Get your child to organize a chaat night or a pizza party where the entire family helps with food prep. Try keeping it as fresh and DIY as possible, making your pani puris, papdi chaats, pizza base, and sauce. It could be a fun family kitchen activity!

Weeding

Expose children to new tastes, colors, textures, and flavors

When it comes to developing children's palate, it's best to catch them young. The ideal flavor window is between 4 to 18 months of age when they are most open to trying new things. But don't fret if you've missed this opportunity. Older kids can also be trained to try and accept a wide variety of foods.

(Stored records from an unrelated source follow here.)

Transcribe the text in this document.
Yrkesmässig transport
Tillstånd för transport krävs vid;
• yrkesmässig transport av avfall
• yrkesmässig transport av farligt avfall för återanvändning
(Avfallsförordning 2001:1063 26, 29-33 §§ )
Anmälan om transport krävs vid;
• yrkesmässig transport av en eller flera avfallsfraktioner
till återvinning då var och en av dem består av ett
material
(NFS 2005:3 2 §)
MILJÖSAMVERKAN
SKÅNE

Here's how to make children eat a variety of foods:

  • Keep offering them small portions, even though they are likely to be rejected repeatedly.
  • Give them non-food treats when they accept a new, healthy food option. A new book, extra playtime, or a trip to the park can act as incentives.
  • Offer new foods in combination with old favorites, thus increasing their chances of acceptance.
  • Allow them to eat the same food that the adults eat, as our traditional diet is already full of variety.

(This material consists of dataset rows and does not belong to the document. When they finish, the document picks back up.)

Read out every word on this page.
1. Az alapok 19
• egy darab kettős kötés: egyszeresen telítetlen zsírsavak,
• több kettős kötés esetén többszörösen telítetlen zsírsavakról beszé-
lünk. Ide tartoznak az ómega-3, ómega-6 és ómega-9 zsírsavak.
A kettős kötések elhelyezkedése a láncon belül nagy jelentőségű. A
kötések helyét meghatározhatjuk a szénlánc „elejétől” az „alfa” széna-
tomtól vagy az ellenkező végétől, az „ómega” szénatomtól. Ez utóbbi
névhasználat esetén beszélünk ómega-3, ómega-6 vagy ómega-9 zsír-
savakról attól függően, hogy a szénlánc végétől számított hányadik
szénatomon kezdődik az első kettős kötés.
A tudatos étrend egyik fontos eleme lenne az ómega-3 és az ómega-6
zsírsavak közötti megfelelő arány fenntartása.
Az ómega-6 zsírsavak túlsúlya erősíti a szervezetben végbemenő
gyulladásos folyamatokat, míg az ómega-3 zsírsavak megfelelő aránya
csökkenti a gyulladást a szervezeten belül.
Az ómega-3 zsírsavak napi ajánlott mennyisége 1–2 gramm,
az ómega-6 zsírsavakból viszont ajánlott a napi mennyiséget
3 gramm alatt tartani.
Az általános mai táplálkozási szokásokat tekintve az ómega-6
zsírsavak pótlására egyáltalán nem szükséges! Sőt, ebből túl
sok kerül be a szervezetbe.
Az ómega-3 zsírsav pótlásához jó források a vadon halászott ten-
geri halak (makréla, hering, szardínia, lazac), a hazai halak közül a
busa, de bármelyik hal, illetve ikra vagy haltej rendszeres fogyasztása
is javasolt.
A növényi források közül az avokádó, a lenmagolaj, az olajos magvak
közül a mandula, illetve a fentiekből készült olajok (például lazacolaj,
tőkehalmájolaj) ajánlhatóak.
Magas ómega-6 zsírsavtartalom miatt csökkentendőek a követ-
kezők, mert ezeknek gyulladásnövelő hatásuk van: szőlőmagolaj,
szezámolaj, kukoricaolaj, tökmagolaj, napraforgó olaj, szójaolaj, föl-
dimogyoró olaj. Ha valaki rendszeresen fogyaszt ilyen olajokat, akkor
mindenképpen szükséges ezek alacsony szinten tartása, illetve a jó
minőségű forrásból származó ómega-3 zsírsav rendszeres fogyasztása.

Keep some healthy quick fixes ready

There will always be days when you don't have the time to prepare a meal or snack or are caught unawares by a hunger wave. For such emergencies, you can prepare and store roasted nuts, and roasted chiwda (puffed rice) with a tempering of chili and curry leaves or stock some dry ingredients for a 5-minute microwave mug cake.

Weeding

We fervently hope for the day when our child reaches for an apple instead of chips or biscuits. While it may seem like a distant dream, this is a project worth investing in. Food is at the core of good health, and we must do everything we can to give our children a fighting chance in a world filled with junk food. Lead by example, and eat the food that you want to see your child eating. Show them the way to choose and stay healthy.

So, dear parents, don't fill up your shelves with cookies and cakes for your consumption either!